Local educators voice concerns over Netflix show ’13 Reasons Why’

This image released by Netflix shows Katherine Langford in a scene from the series, "13 Reasons Why," about a teenager who commits suicide. (Beth Dubber/Netflix via AP)

SEEKONK, Mass. (WPRI) — Anyone who has a teen or tween in their life has at least heard of the Netflix series “13 Reasons Why.”

The TV show – which focuses on a young girl’s decision to commit suicide – is extremely popular with adolescents.

The executive producer, pop star and actress Selena Gomez, has said the series – which is based on the young adult novel of the same name – attempts to bring awareness to suicide.

Parent Guide: Suicide Prevention »

However, Seekonk school administrators this week sent out a letter to parents explaining why they think the show is too disturbing for children to handle.

In part, the letter read, “Due to the sensationalized treatment of youth suicide in the series, there could be potential risks to our students.”

“It glamorizes suicide. It glamorizes substance abuse. It contains very graphic material. It also spreads a message about unhealthy coping skills,” said Catherine Balasco, an adjustment counselor in Seekonk.
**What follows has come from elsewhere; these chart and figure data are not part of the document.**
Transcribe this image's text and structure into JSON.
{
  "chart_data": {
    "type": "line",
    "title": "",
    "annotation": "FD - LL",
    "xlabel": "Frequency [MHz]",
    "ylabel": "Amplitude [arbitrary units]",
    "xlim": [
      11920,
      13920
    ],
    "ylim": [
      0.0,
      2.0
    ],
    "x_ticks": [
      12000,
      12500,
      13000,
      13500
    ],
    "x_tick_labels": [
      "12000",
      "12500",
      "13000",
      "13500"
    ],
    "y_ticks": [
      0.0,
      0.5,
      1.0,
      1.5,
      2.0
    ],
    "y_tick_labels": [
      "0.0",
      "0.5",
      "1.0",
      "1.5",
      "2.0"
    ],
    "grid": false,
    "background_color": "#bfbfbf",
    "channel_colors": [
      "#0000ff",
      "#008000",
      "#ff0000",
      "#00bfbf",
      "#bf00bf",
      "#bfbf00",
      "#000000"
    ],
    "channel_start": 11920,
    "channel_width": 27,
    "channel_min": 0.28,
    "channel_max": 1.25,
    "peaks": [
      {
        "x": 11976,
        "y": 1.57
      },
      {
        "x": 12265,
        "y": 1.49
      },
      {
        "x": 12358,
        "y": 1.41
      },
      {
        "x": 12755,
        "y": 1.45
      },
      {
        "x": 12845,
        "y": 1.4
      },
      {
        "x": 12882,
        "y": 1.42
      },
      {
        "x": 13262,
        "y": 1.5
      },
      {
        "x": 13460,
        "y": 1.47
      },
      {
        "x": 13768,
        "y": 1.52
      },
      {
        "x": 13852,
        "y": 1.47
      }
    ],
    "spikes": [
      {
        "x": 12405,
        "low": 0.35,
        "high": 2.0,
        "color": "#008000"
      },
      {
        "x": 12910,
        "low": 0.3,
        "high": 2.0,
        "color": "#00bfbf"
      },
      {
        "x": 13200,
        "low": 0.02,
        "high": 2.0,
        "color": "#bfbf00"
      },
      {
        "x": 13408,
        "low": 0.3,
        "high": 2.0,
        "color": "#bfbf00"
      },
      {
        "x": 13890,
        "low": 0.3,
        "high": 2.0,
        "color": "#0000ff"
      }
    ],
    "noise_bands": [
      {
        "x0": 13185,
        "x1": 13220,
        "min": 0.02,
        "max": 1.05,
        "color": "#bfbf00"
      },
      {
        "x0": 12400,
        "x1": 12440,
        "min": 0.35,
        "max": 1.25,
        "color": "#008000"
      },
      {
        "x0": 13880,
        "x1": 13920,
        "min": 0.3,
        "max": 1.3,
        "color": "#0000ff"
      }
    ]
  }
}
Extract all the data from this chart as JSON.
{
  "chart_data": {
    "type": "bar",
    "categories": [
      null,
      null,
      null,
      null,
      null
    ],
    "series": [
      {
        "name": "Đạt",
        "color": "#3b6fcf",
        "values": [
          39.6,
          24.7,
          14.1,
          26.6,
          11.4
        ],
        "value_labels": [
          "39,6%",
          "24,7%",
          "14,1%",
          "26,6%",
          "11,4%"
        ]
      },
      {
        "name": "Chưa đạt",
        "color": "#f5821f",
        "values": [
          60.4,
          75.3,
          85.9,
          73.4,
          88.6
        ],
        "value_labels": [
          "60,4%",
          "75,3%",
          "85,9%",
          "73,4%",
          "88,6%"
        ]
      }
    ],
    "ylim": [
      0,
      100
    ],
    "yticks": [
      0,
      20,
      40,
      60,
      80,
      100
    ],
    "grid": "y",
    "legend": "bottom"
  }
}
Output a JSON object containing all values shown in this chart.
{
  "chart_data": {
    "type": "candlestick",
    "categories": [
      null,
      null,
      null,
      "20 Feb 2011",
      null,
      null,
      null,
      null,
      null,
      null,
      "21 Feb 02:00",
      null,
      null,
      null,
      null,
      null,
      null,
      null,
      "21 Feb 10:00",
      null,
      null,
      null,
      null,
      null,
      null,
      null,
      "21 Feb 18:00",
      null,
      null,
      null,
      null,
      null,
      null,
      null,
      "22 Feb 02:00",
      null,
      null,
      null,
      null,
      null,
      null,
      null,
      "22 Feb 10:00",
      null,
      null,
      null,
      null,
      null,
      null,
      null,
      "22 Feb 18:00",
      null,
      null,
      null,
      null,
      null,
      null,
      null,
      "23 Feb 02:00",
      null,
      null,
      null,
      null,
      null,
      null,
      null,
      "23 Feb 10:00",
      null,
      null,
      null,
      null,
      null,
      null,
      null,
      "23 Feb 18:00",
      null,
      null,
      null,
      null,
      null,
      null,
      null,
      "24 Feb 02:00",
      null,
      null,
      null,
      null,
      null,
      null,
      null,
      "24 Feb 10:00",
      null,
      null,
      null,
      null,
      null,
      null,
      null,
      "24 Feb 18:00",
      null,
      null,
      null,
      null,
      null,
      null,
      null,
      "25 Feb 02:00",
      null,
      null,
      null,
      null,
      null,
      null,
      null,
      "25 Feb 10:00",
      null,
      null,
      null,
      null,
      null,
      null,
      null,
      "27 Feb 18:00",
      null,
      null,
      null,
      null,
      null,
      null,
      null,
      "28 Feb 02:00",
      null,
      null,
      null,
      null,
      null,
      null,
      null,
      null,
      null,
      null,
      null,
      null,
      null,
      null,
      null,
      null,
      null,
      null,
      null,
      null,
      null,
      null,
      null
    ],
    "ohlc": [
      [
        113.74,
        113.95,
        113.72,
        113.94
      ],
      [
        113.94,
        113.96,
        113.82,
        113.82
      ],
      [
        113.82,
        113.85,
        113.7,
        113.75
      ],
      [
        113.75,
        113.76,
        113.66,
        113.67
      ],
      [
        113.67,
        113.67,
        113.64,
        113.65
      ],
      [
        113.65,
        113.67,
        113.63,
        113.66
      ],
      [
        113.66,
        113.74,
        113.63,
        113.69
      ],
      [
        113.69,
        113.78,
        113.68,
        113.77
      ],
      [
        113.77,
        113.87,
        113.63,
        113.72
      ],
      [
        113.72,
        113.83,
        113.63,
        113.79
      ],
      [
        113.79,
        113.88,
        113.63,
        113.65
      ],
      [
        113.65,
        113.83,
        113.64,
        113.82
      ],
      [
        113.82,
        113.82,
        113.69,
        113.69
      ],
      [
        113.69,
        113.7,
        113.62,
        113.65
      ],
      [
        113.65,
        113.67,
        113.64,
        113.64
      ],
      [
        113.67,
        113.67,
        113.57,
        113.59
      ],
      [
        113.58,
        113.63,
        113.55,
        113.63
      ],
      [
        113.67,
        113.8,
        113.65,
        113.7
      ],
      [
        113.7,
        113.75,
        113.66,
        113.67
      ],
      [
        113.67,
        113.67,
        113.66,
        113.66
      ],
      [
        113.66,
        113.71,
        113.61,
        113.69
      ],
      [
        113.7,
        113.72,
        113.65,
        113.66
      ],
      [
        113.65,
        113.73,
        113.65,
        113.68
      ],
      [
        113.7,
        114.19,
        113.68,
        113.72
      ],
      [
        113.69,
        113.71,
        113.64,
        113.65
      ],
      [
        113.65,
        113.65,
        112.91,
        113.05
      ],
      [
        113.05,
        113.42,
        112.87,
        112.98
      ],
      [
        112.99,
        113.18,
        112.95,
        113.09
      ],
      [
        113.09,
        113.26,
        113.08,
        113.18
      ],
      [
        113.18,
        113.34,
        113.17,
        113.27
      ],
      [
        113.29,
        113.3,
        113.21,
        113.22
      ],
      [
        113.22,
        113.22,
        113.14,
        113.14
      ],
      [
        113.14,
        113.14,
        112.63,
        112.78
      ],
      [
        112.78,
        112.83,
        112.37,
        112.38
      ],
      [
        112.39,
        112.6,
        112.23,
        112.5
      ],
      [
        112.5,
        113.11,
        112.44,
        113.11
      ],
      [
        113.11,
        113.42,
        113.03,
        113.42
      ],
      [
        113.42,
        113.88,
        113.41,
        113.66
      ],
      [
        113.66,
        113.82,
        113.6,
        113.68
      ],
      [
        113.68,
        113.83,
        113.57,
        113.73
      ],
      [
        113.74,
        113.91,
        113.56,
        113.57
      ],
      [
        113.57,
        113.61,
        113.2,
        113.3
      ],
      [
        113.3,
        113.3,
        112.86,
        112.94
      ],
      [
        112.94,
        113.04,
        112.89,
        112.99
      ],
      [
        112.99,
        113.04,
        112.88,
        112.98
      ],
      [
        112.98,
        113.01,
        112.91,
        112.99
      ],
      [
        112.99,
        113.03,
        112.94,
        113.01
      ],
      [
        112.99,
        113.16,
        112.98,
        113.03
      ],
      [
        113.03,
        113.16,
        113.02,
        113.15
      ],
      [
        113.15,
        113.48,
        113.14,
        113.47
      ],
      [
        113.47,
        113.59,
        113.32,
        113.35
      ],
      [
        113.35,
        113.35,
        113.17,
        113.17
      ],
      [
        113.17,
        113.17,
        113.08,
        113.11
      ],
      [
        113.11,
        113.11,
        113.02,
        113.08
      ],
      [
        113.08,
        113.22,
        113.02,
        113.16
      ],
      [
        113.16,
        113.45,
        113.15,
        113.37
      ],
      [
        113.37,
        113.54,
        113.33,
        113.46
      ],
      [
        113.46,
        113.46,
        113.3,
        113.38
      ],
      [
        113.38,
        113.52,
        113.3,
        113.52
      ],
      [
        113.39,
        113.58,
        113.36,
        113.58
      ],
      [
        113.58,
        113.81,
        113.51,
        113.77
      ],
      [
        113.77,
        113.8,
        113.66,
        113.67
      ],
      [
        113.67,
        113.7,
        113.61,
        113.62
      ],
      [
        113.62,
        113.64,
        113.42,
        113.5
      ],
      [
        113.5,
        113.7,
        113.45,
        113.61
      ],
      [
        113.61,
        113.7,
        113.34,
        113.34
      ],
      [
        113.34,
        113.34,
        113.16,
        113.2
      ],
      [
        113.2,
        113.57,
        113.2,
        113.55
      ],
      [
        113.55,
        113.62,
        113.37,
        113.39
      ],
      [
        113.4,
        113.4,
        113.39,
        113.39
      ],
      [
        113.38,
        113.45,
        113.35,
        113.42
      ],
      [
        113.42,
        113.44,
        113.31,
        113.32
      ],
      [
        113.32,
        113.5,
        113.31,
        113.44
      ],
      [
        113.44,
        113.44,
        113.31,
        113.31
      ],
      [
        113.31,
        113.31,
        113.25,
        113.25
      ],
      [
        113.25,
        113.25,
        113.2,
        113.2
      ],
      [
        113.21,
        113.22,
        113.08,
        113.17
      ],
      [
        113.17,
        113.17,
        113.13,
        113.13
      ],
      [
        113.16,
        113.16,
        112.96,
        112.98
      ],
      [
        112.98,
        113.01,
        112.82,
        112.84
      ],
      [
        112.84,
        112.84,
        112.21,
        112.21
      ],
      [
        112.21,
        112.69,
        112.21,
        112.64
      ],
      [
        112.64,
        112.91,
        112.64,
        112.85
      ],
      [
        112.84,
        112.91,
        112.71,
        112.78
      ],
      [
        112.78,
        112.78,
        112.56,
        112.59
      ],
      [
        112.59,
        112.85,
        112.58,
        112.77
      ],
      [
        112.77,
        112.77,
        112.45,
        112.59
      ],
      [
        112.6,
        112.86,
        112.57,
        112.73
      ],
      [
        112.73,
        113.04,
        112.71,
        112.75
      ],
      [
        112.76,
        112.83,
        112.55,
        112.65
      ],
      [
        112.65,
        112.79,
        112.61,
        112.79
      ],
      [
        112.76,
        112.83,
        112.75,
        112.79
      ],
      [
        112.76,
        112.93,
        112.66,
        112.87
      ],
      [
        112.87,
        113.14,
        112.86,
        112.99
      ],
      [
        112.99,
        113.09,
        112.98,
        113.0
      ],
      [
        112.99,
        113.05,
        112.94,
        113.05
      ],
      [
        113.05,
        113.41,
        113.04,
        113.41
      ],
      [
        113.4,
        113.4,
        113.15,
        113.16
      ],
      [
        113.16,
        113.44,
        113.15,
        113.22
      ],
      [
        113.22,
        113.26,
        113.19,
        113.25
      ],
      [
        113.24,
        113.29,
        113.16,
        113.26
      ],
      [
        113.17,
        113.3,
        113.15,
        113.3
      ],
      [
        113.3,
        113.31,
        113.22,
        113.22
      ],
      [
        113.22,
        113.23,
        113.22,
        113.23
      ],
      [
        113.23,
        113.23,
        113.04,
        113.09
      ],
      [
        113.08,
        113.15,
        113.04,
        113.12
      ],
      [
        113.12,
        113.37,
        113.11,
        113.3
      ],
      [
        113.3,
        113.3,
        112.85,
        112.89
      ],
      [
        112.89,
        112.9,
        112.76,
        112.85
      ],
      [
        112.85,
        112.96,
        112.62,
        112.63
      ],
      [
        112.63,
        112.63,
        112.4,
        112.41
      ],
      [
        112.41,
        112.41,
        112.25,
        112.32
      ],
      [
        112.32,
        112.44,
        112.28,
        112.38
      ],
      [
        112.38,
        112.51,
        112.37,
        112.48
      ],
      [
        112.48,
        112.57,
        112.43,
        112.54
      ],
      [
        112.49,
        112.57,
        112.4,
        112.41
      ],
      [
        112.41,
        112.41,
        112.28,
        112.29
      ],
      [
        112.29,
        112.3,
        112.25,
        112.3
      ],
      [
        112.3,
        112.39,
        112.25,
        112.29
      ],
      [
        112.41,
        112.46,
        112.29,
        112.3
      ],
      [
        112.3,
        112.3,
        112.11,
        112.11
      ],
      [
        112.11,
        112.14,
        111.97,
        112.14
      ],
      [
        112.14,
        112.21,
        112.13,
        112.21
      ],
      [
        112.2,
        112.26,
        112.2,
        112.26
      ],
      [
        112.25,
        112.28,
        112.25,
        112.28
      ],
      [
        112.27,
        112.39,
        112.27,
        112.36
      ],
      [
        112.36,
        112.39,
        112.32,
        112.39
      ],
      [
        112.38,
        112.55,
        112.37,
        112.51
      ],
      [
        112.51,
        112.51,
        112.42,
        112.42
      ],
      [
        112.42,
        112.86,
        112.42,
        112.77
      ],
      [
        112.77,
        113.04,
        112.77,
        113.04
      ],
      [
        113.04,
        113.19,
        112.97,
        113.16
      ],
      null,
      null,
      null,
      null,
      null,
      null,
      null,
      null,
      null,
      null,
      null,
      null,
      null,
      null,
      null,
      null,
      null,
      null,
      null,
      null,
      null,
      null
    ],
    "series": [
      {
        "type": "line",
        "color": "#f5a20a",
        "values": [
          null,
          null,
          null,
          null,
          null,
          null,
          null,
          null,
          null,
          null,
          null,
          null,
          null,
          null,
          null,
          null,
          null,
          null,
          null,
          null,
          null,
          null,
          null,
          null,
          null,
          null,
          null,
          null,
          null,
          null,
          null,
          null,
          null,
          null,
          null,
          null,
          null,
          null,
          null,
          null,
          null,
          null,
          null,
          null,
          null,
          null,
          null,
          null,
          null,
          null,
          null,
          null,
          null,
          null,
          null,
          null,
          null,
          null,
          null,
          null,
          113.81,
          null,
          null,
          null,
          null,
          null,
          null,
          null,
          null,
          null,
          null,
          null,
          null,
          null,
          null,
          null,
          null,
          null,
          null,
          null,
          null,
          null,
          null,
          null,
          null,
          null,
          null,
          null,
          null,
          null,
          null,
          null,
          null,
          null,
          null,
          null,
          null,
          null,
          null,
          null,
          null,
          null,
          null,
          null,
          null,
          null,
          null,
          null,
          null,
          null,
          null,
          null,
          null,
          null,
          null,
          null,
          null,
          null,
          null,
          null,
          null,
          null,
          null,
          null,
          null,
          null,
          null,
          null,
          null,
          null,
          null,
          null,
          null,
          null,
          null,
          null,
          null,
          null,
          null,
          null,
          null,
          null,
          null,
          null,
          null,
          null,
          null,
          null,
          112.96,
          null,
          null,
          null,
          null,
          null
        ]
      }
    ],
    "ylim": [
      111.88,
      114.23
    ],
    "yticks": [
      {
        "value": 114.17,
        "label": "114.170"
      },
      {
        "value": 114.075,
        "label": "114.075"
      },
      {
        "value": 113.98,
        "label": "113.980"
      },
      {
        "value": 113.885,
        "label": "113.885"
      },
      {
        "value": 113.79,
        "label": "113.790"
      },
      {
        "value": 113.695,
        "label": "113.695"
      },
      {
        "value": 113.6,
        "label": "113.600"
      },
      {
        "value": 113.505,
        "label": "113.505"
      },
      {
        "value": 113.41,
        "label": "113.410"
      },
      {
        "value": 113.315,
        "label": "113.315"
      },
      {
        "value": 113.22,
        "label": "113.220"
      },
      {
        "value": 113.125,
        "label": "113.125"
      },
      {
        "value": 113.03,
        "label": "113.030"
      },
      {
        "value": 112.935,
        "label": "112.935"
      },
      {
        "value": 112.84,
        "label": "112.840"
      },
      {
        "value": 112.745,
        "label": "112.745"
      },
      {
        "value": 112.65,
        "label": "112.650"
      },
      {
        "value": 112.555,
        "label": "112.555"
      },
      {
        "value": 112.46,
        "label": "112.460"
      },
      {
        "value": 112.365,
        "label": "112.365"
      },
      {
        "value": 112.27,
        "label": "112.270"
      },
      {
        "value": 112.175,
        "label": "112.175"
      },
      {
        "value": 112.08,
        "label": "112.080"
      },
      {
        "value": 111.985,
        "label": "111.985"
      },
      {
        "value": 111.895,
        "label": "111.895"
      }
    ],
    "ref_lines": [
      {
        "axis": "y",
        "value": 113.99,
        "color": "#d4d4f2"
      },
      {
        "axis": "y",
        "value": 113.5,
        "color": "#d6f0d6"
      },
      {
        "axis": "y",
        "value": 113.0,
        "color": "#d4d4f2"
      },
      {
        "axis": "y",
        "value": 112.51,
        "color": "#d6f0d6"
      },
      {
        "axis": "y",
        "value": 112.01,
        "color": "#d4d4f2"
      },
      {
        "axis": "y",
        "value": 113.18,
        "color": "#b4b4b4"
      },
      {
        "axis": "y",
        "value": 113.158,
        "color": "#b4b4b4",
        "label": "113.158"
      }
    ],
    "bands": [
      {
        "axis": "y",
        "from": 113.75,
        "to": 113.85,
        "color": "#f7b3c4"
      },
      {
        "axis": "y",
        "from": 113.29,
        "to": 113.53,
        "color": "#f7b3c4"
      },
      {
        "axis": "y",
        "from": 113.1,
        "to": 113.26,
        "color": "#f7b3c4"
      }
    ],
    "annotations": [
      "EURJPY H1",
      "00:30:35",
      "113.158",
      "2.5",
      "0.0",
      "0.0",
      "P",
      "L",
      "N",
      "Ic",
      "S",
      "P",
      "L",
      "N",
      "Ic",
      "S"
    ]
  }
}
School Superintendent Arlene Bosco said parents have to know what their children may be watching, especially with content like this.

“I can imagine how scary this is for parents,” said Bosco. “Some of the messages were to be kind to other people. But, other ones were where people were actually identifying with the different characters in the storyline and that’s where I think that becomes concerning.”

Schools have a support system for students and parents, according to Bosco.

“We keep an eye on kids,” she said. “There is a process in place in schools that is good and helpful.”

Bosco said that support includes a high school psychologist, adjustment counselors, and school nurses.

School districts nationwide have released similar letters warning parents that the show may be perceived as glorifying and romanticizing suicide.